The City We Became

The City We Became
N. K. Jemisin, 2020

Premise: A city is more than a collection of buildings and streets. It's more than its people and cars. When a city grows large enough, sometimes it... wakes up.

Would this book make sense to someone who never lived in NYC? 

I'm glad that I'll never know. Reading this book reminded me of everything I loved about my time in the city that never sleeps. 

That is, when it wasn't giving me almost-literal nightmares about everything I hate about modern-day America.

The City We Became takes place in an explicitly Lovecraft-adjacent world where when a city is large enough it incarnates into a person who is literally the spirit of the city. But this is a process, and there are beings from outside this dimension who want to destroy and consume the cities before they fully wake. 
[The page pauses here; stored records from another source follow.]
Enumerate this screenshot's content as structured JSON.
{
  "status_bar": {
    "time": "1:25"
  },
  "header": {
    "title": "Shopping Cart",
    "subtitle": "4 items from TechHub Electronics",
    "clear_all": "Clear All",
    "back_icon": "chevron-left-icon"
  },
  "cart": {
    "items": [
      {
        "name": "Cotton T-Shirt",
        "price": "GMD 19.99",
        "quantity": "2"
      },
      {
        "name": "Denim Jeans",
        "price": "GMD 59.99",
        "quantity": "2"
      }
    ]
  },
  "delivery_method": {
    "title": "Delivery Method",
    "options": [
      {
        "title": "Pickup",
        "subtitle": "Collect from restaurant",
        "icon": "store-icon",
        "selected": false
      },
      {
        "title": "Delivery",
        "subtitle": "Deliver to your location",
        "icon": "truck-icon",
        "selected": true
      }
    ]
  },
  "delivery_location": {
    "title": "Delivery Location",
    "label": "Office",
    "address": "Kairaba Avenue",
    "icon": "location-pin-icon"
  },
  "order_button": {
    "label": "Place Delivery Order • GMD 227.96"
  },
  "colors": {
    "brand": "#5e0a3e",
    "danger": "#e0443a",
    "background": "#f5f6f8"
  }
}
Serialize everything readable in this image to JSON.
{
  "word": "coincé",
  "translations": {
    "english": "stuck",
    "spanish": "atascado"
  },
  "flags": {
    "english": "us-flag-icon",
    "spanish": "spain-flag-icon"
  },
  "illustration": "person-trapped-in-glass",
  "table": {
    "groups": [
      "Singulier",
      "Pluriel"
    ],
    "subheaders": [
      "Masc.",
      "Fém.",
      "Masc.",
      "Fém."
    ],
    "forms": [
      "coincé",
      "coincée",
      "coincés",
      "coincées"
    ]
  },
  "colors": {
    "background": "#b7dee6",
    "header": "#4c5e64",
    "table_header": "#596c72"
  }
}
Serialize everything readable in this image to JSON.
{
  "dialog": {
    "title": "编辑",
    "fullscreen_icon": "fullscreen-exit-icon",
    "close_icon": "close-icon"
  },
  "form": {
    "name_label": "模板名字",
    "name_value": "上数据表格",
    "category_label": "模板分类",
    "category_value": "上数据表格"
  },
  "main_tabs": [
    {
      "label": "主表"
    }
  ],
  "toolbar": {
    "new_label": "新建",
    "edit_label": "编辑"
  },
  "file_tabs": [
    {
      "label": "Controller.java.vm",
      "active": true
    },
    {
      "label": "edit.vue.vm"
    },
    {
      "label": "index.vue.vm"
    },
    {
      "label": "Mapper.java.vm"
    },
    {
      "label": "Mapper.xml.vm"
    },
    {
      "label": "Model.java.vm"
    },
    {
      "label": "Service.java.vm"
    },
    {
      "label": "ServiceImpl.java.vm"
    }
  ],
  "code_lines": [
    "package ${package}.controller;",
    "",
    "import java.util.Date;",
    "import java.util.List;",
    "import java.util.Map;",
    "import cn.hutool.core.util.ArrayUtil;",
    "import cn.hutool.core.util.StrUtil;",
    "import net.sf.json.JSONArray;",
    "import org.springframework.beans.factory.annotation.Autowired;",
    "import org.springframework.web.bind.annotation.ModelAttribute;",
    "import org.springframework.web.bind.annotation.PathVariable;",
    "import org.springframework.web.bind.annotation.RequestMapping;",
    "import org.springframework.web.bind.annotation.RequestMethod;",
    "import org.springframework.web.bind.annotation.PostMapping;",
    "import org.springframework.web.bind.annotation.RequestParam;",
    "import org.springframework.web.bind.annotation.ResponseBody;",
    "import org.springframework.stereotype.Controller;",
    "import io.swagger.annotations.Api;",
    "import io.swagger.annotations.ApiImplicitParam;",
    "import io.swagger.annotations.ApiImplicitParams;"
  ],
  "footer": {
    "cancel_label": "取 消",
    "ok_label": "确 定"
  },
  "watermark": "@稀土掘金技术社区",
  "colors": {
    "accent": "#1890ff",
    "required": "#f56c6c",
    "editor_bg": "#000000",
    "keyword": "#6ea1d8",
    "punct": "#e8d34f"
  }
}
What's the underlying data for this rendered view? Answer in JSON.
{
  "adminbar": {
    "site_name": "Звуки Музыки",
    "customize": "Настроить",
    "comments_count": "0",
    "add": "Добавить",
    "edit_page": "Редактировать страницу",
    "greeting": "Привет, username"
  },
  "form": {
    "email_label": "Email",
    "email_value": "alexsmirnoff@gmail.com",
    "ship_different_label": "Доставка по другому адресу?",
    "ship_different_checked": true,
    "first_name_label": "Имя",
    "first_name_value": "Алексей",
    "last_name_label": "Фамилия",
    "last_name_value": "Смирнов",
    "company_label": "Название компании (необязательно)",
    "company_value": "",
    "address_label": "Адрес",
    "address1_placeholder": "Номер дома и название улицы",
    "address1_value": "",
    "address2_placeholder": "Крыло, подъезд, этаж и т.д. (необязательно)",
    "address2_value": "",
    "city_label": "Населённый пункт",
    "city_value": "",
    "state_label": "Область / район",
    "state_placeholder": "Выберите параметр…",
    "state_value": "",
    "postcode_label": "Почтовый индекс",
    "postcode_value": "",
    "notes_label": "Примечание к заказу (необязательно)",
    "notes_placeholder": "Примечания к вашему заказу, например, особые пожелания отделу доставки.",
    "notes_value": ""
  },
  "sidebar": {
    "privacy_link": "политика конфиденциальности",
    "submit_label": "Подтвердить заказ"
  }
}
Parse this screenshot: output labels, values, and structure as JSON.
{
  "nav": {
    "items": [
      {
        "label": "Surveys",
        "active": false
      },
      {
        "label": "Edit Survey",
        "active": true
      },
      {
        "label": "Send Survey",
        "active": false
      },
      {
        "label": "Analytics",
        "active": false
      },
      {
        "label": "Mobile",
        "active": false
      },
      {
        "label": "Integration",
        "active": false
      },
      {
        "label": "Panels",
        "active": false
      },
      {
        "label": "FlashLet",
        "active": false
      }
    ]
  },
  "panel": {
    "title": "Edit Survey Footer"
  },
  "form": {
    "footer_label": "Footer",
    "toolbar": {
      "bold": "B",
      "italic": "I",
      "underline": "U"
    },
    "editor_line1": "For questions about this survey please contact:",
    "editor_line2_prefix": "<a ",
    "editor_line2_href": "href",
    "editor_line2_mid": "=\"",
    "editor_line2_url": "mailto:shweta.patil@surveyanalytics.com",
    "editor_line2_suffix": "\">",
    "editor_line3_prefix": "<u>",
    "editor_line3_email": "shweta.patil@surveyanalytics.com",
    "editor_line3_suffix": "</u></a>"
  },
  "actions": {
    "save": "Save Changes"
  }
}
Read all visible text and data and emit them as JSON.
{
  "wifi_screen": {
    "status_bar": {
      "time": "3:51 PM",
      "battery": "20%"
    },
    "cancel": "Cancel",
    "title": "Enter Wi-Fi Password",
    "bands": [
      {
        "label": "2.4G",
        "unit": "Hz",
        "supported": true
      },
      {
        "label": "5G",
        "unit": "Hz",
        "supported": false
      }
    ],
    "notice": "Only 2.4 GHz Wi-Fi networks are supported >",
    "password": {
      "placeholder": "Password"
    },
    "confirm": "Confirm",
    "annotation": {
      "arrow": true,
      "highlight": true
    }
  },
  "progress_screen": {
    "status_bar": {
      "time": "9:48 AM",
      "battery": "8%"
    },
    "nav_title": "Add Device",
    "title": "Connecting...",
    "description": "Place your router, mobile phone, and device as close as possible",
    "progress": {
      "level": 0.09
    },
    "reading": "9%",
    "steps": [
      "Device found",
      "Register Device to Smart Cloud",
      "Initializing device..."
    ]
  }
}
Because New York is New York, it isn't one person, but multiple - one for each borough. They are all fascinating complex characters who exemplify aspects of the city (good and bad and in-between). In order to survive the incursion from outside this dimension (who can take over/influence humans and appear as gentrifiers, violent bigots, white supremacists, etc.), the spirits of the boroughs must figure out what's going on and work together long enough to survive.

Is some of this kind of obvious, in terms of good guys and bad guys? In terms of people who literally must embody and gain power from certain stereotypes? Yes. Did I care? Not one bit. I loved reading this, found it incredibly compelling and emotionally impactful.